Doubts also exist around how seriously companies scrutinize client identities, opening doors for potential proxy ordering that could undermine stated policies against helping undergraduates circumvent degree requirements. While ostensibly serving learners at all levels, the bulk of demand tends to come from undergraduate segments worried about keeping up course loads – regardless of justifications.
Finally, some argue the prohibition against paid assistance is more dogmatic than it is practical or consistently followed even within institutions. The lines between acceptable collaboration, unpaid peer tutoring, and prohibited “contract cheating” can admittedly blur depending on specifics of assignments and supervision provided. Acknowledging grey areas, some advocate for regulatory frameworks as alternatives to blanket bans.
Moving Forward
Overall, while pay for assignment services address real student needs, the integrity concerns associated with their use are substantial and serious.
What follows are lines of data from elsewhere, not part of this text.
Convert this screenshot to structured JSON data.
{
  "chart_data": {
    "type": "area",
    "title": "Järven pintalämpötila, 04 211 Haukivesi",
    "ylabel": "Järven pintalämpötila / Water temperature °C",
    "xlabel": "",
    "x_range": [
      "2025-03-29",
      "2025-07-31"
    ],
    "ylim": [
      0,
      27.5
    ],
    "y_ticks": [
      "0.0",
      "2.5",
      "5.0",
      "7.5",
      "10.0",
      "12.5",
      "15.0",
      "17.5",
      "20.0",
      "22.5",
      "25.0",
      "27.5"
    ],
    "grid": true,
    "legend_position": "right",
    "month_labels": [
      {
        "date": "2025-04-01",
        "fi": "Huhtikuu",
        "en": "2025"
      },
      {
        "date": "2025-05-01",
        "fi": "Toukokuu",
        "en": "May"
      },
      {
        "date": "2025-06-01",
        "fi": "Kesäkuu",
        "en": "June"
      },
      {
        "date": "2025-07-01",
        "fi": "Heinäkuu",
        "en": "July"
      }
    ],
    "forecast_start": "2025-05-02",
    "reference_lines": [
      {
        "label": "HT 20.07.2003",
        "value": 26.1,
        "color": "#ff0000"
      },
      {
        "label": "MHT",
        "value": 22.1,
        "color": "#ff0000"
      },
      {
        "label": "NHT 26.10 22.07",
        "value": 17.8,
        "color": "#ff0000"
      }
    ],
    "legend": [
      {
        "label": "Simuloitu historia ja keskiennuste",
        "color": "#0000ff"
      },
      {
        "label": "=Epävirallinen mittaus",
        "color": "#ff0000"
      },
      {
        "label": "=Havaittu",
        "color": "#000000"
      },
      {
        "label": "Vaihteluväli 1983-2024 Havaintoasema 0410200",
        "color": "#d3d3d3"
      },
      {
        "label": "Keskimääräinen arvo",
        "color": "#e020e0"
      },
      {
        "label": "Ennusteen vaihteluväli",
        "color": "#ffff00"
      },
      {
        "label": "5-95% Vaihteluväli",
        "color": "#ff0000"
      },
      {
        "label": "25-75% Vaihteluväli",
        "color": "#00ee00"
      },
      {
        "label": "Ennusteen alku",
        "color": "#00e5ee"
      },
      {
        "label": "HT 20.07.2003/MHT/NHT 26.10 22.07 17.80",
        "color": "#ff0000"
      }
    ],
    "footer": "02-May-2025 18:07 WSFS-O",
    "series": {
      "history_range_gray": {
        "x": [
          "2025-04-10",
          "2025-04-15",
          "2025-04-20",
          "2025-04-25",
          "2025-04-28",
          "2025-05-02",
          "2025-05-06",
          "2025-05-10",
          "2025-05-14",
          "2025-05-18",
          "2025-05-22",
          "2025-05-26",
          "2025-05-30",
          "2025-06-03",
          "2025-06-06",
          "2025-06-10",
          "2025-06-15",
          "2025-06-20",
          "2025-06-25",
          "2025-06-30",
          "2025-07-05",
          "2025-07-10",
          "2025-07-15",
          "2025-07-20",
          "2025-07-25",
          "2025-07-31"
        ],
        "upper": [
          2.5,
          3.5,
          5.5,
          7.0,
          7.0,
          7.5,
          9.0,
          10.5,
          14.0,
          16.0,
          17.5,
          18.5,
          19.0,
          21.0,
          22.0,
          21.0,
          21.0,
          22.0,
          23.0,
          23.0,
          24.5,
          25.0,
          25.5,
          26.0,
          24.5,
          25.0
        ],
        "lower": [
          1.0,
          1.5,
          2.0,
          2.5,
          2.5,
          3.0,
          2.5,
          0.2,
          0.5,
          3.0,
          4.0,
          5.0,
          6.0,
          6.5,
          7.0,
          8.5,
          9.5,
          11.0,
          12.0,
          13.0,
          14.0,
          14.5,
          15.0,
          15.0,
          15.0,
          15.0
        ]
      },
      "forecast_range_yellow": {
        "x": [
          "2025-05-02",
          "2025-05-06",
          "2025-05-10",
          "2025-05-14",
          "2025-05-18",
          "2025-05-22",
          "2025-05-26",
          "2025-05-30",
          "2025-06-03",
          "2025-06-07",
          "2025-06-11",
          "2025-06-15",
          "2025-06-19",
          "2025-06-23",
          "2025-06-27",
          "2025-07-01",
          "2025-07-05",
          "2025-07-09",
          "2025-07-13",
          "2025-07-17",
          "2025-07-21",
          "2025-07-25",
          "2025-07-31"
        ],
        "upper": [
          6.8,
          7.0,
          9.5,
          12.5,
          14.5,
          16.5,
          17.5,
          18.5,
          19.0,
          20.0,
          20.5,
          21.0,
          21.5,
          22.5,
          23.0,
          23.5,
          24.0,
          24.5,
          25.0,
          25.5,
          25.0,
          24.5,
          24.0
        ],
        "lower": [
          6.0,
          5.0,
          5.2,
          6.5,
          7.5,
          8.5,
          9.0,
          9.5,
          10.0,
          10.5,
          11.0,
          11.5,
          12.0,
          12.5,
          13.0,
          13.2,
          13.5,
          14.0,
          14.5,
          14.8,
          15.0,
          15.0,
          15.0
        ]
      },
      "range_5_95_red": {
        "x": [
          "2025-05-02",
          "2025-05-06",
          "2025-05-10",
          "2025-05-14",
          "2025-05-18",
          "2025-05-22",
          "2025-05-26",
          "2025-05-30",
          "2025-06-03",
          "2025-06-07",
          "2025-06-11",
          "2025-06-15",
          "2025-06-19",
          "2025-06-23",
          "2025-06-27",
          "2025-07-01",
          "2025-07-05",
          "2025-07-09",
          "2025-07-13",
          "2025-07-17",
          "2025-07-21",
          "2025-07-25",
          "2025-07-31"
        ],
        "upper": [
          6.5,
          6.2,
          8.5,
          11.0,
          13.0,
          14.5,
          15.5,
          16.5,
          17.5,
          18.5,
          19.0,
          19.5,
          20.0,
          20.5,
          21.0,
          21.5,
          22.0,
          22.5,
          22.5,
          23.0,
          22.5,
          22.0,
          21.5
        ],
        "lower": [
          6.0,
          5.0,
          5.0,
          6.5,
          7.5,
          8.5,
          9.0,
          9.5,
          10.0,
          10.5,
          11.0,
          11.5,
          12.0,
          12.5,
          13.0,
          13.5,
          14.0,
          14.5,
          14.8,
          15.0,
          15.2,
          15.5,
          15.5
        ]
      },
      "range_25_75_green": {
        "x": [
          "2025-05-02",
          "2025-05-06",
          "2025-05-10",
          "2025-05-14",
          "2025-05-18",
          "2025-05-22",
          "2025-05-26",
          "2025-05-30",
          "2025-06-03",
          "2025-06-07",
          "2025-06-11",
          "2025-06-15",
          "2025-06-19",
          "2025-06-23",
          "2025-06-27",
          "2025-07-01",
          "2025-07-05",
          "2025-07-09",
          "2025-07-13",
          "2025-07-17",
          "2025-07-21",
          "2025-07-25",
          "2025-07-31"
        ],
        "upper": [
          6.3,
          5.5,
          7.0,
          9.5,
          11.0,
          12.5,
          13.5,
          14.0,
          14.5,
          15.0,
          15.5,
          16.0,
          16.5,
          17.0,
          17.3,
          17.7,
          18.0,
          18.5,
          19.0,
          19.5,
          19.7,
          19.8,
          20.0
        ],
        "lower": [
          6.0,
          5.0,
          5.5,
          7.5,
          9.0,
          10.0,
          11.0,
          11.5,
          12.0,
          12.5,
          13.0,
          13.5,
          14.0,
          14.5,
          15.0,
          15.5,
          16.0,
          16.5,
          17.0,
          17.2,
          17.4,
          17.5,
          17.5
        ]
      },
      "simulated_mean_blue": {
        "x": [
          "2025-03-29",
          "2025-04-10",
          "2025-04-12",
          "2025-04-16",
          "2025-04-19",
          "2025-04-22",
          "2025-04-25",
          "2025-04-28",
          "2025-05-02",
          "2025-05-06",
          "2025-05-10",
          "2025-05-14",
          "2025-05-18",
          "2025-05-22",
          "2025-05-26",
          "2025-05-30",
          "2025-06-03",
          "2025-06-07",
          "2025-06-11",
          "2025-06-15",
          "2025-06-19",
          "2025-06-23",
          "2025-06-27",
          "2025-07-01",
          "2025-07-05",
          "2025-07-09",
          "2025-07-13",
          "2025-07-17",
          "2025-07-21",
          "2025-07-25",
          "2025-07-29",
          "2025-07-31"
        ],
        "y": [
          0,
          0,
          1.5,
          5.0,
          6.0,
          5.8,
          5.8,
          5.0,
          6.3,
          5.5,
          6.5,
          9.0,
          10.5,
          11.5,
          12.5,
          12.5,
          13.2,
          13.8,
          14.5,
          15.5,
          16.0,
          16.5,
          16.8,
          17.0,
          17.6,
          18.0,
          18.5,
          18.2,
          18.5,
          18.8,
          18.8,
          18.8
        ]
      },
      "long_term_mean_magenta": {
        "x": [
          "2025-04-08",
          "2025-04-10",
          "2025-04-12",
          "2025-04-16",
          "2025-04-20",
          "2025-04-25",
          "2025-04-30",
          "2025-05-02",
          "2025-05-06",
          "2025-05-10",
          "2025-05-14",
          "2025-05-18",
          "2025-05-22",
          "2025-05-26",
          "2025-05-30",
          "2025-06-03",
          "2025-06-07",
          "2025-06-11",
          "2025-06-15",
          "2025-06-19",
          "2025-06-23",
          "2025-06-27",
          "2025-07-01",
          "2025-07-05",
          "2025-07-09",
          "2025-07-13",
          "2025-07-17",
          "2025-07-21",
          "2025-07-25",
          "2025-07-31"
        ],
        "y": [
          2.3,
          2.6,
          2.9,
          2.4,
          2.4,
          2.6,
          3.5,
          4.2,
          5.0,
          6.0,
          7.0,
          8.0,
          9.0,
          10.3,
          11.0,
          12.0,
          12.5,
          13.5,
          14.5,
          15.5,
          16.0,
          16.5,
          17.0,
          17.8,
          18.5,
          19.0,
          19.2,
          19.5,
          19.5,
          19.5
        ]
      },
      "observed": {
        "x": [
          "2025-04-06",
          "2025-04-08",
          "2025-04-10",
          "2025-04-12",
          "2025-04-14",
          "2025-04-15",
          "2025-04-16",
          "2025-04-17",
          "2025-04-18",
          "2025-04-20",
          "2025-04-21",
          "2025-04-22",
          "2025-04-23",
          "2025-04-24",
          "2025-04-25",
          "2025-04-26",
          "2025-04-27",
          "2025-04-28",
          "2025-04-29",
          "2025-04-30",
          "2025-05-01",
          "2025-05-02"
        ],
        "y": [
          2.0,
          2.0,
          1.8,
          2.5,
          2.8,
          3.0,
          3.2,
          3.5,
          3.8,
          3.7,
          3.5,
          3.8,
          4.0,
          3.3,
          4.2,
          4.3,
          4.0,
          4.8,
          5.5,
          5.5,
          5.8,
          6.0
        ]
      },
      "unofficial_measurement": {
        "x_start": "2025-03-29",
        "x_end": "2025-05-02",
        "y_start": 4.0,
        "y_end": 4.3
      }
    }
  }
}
Allowing purchased work to be submitted unmodified as one’s own clearly circumvents learning and is dishonest. Outright prohibitions may drive underground less scrupulous operators harder to detect and regulate.
Potential compromises discussed include capping the use of such services to minor revisions/editing of a student’s original work, limiting domains where paid help can be utilized, or integrating assistance programs more formally into overall learning systems with appropriate quality controls and transparency. Balancing educational quality, ethics, consumer/writer protections and demand realities poses immense challenges across higher education systems.
Ultimately, moderation in all things may be the wisest path. Students should be discouraged from over-reliance on external help that substitutes for independent problem-solving and analysis central to academic degrees. At the same time, judicious use of additional support services in limited, transparent and supervised circumstances need not automatically undermine academic integrity where primary work remains a student’s own. Further discussion and innovative policy reforms are still needed to reconcile competing viewpoints as these new educational service models continue to evolve and spread.
Pay for assignment services raise complex issues still very much in debate across educational communities. While providing access to assistance, integrity critiques around circumventing genuine demonstration of learning abilities through personal effort remain persuasive. Practical difficulties also exist with outright prohibition given pressures students face and grey areas around collaboration. Achieving balanced and equitable solutions balancing all stakeholder interests will require ongoing cooperation and compromises from diverse perspectives.